Sanas Amma: The Last Masala Woman of Sri Vijaya Puram

Sri Vijaya Puram:  She doesn’t have a shop. She has a spot. A log for a seat, a rusted tin can for company, and a patch of warm pavement at the edge of Rathnam Market, where generations come and go, but she stays. In front of her lies an old Ammikallu, the stone grinder worn silky smooth from decades of use. Meet Sanas Amma, possibly the only person in town still grinding her legacy by hand. Literally.

She isn’t just selling spices. She’s selling time. Smell. Memory.

Over forty years ago, Sanas Amma arrived in the Andaman Islands from a village in Andhra Pradesh. It was the Indira Gandhi era. She came with a husband, a child, and a community of women who carried more than just luggage, they brought culinary muscle memory. They were the masala women. They didn’t need mixers or motors. Just turmeric roots, sun-dried chilies, stone grinders, and calloused palms.

At their peak, there were nearly two dozen of them in Rathnam Market, each woman a specialist in a spice. Today, only Sanas Amma remains.

What happened? Life. Age. Rising costs. The arrival of packaged powders. The slow erosion of space and time for the handmade. And yet, through all of it, she stayed, grinding on the same stone, under the same sky, without shelter, electricity, or signage.

For this prime piece of footpath real estate, she pays ₹750 to the municipal council every month. No receipt, no roof. Just rent. “They say if you want to sit, sit. If not, leave,” she shrugs, with the practiced indifference of someone who’s heard it all before.

But leaving has never been her way.

Her daughter now helps her grind masalas. Her son-in-law runs a lemonade stall across the road. His mother sells sun-dried prawns nearby. It’s a generational micro-economy held together by sweat, sun, and sheer willpower.

Her stall, if you can call it that, offers more than just spice. Her turmeric has depth. Her chili has history. Her coriander smells like monsoon afternoons in kitchens that no longer exist. Each packet she packs is a quiet protest against everything disposable.

“I’m doing what my mother and grandmother did,” she says, her hands never stopping. “We want to carry it forward.”

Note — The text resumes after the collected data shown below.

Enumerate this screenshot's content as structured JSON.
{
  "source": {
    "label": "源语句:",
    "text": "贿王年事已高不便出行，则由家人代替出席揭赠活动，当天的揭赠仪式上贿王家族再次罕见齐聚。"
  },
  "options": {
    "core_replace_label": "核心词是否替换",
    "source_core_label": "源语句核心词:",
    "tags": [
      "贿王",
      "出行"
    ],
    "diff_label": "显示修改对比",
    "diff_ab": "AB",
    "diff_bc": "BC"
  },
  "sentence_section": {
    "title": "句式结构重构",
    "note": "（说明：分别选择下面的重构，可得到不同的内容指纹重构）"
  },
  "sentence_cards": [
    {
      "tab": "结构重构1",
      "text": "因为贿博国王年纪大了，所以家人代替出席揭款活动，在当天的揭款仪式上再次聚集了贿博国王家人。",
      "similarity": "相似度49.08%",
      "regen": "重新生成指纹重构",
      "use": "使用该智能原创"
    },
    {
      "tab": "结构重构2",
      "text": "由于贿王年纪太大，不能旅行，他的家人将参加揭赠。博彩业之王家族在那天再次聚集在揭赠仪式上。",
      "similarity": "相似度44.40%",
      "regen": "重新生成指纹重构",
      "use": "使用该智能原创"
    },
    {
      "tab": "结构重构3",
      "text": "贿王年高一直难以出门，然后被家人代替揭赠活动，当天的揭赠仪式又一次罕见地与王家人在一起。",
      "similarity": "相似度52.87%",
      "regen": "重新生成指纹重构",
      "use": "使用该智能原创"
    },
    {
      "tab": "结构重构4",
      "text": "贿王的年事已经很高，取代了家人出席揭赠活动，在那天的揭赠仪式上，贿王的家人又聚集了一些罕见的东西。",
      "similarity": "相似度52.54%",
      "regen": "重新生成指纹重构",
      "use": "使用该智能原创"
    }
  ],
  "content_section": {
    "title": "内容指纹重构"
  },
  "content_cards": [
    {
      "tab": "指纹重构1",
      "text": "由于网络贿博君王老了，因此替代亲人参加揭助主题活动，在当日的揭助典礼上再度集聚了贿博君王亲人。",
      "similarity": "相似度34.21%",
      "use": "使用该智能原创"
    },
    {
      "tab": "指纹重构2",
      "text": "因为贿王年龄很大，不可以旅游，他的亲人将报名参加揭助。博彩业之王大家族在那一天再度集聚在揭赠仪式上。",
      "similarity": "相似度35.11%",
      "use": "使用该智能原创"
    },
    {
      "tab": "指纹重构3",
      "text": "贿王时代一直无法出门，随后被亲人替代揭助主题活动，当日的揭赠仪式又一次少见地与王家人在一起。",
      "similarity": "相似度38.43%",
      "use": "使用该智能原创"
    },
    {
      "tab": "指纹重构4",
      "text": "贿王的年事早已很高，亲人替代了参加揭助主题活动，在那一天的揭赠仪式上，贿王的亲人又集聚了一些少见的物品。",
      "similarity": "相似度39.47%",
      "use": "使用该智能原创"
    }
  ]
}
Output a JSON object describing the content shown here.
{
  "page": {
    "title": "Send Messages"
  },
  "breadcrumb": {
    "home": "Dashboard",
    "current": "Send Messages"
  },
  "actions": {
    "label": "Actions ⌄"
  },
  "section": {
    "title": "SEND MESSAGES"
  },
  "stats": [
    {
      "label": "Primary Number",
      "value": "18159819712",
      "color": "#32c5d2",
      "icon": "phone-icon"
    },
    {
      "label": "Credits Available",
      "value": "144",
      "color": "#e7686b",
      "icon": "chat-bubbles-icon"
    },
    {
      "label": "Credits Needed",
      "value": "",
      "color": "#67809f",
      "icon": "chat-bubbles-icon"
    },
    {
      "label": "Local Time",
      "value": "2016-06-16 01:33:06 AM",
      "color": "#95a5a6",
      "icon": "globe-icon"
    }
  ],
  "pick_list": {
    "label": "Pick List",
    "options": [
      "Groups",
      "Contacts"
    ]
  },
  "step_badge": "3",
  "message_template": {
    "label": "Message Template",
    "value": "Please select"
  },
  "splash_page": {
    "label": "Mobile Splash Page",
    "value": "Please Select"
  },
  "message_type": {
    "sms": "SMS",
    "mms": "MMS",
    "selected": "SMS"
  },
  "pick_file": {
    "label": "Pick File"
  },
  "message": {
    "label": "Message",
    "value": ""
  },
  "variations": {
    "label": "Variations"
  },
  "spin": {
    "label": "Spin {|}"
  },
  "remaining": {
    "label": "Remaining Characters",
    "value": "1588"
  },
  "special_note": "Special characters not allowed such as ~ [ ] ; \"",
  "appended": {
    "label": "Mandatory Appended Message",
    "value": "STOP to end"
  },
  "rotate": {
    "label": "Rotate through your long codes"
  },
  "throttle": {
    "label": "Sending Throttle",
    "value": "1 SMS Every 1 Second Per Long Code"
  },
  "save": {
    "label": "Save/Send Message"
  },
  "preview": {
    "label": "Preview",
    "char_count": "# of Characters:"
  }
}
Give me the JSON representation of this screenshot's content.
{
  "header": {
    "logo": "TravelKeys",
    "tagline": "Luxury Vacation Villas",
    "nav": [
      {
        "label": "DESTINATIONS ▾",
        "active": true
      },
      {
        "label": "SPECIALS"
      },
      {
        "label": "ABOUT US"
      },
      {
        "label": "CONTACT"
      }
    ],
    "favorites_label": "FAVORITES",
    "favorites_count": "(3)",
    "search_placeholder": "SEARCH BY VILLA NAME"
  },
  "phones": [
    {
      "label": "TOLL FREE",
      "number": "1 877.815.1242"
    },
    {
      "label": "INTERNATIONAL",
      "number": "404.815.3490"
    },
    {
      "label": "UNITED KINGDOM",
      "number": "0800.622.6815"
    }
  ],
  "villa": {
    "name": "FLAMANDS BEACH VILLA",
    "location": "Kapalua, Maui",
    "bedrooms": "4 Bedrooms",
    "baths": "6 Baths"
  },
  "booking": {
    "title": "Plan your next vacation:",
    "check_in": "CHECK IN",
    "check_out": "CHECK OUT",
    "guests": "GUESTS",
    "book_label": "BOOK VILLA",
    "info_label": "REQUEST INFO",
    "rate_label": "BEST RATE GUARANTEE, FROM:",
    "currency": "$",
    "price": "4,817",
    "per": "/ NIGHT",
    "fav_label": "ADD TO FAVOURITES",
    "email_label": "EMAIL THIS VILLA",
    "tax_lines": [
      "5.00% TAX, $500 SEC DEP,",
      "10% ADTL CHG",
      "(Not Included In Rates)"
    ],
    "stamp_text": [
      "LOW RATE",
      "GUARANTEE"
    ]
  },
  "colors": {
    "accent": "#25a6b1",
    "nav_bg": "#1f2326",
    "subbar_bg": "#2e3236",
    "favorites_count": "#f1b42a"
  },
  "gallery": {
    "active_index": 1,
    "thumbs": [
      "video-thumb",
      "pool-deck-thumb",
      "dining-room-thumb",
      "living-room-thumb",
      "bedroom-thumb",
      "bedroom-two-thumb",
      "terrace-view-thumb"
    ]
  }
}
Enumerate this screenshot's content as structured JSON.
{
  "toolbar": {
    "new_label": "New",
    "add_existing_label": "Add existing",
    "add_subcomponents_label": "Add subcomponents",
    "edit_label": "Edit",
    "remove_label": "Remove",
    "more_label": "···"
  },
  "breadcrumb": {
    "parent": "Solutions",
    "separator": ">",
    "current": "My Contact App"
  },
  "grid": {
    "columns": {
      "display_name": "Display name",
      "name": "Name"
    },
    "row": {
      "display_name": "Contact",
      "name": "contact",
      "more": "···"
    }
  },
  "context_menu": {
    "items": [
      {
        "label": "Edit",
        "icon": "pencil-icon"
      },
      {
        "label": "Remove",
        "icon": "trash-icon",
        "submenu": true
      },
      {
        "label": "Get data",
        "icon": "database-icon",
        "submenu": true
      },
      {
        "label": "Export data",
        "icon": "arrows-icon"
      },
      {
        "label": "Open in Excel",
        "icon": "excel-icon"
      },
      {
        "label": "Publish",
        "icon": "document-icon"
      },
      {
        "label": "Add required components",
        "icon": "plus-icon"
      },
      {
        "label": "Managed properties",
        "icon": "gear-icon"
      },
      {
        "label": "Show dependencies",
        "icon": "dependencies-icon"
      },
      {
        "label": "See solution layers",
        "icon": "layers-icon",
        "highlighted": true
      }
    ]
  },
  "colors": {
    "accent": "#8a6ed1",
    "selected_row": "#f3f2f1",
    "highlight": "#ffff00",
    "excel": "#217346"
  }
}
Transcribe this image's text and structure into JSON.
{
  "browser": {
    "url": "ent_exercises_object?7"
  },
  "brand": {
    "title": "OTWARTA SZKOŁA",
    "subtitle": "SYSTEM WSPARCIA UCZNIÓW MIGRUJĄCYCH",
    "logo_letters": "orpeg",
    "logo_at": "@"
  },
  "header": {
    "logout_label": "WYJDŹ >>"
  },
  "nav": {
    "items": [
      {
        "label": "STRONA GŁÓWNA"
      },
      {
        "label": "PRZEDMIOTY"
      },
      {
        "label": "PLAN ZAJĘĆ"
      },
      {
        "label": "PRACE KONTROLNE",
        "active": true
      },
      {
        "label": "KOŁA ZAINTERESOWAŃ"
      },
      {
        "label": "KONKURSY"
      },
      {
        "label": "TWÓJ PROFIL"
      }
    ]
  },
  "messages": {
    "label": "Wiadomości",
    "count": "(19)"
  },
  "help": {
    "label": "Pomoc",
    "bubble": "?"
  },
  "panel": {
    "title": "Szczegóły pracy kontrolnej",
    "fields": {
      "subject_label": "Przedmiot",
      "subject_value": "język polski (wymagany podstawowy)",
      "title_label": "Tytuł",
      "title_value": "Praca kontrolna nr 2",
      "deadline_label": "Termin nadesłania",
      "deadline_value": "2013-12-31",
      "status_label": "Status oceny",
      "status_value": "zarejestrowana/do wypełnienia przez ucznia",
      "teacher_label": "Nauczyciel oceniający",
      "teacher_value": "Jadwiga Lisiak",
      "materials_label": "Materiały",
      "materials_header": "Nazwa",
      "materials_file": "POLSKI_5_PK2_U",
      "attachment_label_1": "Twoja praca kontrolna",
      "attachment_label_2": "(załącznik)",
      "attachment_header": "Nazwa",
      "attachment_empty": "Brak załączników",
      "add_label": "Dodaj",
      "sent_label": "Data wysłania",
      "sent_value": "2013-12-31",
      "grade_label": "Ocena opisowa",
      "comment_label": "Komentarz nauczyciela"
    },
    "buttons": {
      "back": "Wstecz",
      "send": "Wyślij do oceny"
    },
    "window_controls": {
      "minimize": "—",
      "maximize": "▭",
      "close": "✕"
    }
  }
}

Except the “we” has become just “me.”

There are no others. The tradition is dying, not with drama but with indifference. If she disappears, so does the last living link to a tradition that once flavoured an entire market, and perhaps an entire island.

She doesn’t want sympathy. She wants shelter. A clean, safe space to sit. Maybe even a table. And, perhaps, the quiet dignity of being seen not as a relic, but as the living, breathing archive of Sri Vijaya Puram.

Because culture doesn’t only live in books or museums. Sometimes, it lives in a woman on a log, pushing spice against stone.

She is Sanas Amma. The last masala woman of Sri Vijaya Puram.